The Achaemenid Persians had something of an identity crisis. Although they were rulers of the world at the time, they were descendent from mountain sheep herders, living on the mountainous edge of the great kingdoms of Babylon and Assyria. They wanted to be greater than Babylon (Darius refused the title of King of Babylon, giving it to a lesser satrap), but their culture was far from refined.
The Persians were barbarians in silk. They asserted their riches by glamorous shows like the party Ahasuerus throws and through subjugating the women of conquered races. When the Greeks under Alexander took Susa in around 330 BCE, they found enormous wealth; but they were astonished by the mistreatment of the women in the harem.

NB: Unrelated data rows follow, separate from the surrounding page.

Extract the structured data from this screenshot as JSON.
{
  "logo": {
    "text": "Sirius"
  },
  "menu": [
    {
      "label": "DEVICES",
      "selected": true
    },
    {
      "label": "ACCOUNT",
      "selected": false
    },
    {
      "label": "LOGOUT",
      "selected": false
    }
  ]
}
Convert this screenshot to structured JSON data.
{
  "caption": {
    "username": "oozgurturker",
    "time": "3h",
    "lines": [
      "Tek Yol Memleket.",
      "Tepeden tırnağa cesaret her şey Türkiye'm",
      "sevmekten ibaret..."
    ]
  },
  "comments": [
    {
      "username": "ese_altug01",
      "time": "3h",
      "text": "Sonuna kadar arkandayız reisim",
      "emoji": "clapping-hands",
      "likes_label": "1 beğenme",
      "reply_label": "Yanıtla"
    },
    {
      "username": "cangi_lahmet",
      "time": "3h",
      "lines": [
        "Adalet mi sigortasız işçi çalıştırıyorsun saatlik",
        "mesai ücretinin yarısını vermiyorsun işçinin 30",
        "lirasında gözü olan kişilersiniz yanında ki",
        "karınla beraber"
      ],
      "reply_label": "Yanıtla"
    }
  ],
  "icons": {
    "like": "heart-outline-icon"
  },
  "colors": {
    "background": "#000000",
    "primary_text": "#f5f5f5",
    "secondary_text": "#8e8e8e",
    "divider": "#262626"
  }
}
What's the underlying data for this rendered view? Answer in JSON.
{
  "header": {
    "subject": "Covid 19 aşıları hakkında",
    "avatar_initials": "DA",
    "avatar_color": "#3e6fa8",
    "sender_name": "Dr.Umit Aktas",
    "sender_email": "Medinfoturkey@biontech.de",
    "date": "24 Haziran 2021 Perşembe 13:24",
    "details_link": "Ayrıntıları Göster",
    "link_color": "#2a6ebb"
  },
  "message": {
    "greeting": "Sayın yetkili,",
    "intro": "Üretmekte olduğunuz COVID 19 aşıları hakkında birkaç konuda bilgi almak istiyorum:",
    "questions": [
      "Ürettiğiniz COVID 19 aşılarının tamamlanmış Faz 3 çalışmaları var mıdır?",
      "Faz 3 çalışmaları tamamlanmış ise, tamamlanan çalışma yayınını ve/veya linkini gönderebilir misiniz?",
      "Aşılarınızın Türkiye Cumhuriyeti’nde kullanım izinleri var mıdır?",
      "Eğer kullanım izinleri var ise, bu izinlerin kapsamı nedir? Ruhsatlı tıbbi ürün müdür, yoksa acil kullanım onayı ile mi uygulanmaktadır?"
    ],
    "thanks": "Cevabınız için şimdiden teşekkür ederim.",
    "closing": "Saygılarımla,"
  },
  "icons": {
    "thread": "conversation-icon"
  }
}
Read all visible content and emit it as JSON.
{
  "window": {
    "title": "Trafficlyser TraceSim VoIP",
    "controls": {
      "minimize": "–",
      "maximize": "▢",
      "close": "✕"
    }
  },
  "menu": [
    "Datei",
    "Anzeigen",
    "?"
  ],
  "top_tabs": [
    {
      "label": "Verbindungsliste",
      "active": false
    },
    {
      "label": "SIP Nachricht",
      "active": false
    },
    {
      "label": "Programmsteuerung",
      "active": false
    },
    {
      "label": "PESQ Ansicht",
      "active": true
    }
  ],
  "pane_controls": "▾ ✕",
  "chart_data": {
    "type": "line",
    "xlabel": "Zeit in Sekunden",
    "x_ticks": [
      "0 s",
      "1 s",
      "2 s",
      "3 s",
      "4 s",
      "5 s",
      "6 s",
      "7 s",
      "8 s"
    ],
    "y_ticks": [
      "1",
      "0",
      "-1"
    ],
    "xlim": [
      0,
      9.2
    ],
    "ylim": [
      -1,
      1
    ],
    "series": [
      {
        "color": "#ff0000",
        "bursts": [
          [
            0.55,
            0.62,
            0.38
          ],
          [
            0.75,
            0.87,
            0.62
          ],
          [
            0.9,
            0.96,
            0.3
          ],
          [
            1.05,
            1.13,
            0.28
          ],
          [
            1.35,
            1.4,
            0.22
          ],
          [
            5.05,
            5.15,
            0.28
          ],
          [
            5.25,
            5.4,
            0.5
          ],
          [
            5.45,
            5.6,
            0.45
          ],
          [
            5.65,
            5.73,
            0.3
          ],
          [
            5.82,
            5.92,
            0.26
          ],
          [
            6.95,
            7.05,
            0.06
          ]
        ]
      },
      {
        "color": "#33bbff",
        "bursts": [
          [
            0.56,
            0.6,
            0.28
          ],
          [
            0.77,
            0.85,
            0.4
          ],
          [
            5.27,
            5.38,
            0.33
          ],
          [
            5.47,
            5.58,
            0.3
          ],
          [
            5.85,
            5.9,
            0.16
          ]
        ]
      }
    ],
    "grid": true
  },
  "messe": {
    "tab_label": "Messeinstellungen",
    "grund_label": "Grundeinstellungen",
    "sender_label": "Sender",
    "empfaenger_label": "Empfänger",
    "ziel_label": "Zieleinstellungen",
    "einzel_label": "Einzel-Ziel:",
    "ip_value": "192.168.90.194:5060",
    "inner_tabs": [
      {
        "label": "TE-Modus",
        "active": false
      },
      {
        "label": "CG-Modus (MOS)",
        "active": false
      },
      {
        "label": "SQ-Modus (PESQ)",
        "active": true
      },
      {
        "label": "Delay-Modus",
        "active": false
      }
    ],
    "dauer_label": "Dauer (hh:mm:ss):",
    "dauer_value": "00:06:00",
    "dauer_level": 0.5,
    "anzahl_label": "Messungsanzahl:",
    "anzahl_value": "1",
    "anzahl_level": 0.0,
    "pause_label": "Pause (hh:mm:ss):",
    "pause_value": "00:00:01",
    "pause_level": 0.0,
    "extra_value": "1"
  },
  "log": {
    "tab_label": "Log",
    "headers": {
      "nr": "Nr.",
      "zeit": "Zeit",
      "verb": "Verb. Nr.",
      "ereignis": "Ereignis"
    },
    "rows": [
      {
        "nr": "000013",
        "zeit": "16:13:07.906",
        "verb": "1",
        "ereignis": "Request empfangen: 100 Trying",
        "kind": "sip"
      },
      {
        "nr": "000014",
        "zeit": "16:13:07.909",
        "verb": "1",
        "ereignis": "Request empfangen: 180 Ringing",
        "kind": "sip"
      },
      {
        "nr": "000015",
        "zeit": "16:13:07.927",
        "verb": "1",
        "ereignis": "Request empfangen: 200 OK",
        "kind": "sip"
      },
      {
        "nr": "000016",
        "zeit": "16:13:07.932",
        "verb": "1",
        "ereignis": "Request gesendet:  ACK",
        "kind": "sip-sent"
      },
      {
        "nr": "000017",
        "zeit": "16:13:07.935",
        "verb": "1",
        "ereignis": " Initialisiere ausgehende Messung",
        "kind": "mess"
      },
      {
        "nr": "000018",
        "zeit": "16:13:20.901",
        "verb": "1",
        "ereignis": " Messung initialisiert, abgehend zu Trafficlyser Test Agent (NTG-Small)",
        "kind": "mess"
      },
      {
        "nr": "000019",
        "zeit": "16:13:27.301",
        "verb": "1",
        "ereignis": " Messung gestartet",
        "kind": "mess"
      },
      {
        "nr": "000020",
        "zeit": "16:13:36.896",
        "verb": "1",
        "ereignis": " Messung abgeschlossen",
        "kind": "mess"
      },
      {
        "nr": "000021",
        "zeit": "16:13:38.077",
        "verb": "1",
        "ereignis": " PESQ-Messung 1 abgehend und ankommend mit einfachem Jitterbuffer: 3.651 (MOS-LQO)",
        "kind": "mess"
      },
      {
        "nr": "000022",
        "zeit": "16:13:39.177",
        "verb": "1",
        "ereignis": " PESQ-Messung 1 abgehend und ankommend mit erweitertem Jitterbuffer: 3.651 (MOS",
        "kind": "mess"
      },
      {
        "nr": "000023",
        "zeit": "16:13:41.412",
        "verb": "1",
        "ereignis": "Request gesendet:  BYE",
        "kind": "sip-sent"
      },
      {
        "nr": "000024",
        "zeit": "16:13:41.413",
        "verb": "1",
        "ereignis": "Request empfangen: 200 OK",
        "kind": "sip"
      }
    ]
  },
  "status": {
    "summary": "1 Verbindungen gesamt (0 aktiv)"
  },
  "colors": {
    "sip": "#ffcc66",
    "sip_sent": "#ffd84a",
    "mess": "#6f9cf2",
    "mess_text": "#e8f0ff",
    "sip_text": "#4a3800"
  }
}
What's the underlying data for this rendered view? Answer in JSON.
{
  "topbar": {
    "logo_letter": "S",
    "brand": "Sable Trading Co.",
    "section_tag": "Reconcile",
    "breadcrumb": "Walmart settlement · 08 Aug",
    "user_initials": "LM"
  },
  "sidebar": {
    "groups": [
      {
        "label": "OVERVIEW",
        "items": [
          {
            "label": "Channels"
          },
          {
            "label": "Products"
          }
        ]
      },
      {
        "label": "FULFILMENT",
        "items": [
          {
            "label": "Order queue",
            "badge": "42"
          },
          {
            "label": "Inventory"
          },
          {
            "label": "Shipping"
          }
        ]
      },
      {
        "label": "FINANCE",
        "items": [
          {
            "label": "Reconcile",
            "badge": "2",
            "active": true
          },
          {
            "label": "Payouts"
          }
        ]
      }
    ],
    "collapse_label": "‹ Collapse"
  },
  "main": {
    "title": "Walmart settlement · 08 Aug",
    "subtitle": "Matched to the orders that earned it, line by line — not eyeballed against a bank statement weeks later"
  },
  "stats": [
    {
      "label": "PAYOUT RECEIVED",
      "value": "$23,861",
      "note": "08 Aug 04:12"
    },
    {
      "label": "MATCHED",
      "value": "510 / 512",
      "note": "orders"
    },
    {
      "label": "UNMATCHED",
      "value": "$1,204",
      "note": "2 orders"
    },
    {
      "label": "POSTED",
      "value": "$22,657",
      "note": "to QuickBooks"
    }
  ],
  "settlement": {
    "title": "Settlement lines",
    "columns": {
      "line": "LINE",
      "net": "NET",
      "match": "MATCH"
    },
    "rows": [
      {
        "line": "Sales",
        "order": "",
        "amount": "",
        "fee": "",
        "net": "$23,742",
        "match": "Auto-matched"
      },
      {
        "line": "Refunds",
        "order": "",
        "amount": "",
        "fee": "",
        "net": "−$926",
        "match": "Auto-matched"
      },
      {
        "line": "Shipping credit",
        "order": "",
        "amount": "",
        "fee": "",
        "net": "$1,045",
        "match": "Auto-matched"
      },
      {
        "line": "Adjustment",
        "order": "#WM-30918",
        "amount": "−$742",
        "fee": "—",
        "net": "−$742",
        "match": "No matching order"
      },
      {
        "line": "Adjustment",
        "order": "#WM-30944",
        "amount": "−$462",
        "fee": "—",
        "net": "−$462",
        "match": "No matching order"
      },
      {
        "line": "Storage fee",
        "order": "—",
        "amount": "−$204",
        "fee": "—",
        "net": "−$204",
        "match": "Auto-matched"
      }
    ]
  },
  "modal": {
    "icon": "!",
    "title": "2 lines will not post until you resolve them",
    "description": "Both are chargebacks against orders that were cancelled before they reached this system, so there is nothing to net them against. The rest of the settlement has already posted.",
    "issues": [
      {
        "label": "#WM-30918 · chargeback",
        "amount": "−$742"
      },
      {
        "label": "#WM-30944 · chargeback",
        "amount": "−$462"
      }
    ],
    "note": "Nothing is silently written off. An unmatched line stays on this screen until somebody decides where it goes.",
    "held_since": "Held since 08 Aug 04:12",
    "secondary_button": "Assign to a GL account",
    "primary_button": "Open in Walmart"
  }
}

Vashti was not loved, and she was not joined to Ahasuerus in what we would consider a marriage. She was nothing more than a beautiful accessory for making sons. Failing that, the king had no purpose for her.
I write all of this to provide a caution about reading Esther. Moralizers want to make the episode between Vashti and Ahasuerus into a narrative about marriage or drunkenness. In reality, it is just a depiction of palace life in Susa. We must be careful in reading this narrative not to eisogete some kind of moral themes.